Born (according to some authors May 15 or 25, and in 1930 or 1933) Cecil Percival Taylor at Long Island, his mother played violin and was a friend of drummer Sonny Greer. And his uncle performed on piano, drums, and violin. His father, a chef by trade, would sing the blues. At his mother's urging he began piano studies at age five. Awhile later he studied percussion, which undoubtedly informed his highly percussive keyboard style.
From 1951-1955 he studied at New York College of Music and the New England Conservatory of Music, concentrating on piano and music theory. He immersed himself in 20th century classical composers, including Stravinsky, and found sustenance for his jazz proclivities in the work of Lennie Tristano and Dave Brubeck. Later Duke Ellington, Thelonious Monk, and Horace Silver began to influence and inform his studies.
By 1956 he was working as a professional, taking a prolonged engagement at New York's Five Spot Cafe, and making his first recording, appropriately titled Jazz Advance. In the Summer of '56 he made his Newport Jazz Festival debut.
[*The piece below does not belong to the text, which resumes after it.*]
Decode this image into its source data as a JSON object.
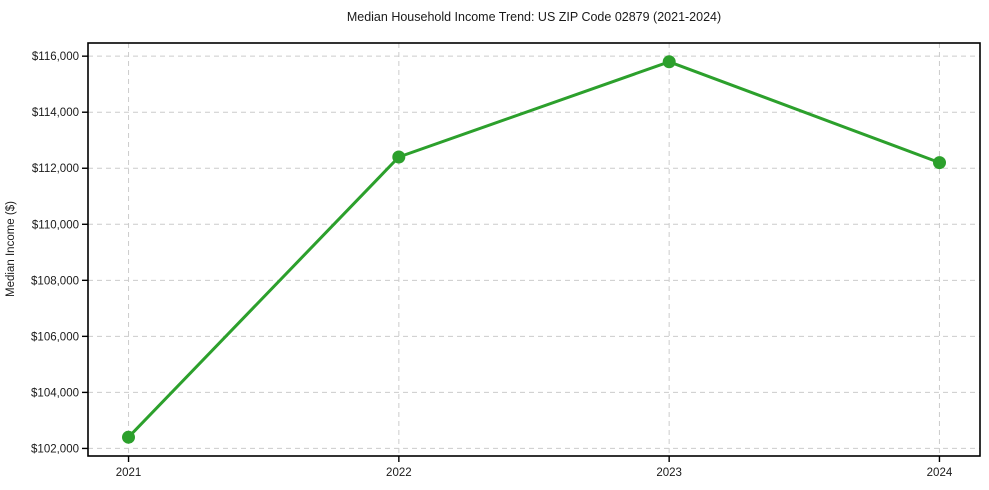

Playing in the manner he did presented challenges in terms of finding steady work and Taylor struggled to find gigs for the rest of the '50s and the beginning of the 1960s. He eventually found work overseas, touring Scandinavian countries during the winter of 1962-63. Finding regular work for his uncompromising style of music remained a struggle, despite widespread critical accolades.
He is one of the premier improvisational pianists of our time. His approach had evolved to incorporate clusters and a dense rhythmic sensibility, coupled with the sheer physicality of a form that often found him addressing the keyboard with open palms, elbows and forearms. This made him a wholly singular figure on the jazz scene. It also clearly separated him from his peers.
His work as a pianist and composer gained some much-needed forward momentum in the 1970s and beyond as touring and recording opportunities increased, though these were largely overseas.
In 1973 he ran his own record label, Unit Core. Taylor received a Guggheim Fellowship in 1973, and recently received a MacArthur Felloship (a so-called "genius award"). He has taught at Antioch College and has toured and recorded extensively. He was elected by the Critics to the Down Beat Hall of Fame in 1975. Taylor was finally starting to get the recognition he deserved.
In 1982 jazz critic Stanley Crouch wrote that Taylor was gay, prompting an angry response. Taylor gave an interview in 1985 to a San Francisco newspaper that stressed the importance to his music of his race and his homosexuality. In 1991 Taylor told a New York Times reporter "[s]omeone once asked me if I was gay. I said, 'Do you think a three-letter word defines the complexity of my humanity?' I avoid the trap of easy definition."
He died at his Brooklyn residence, at the age of 89.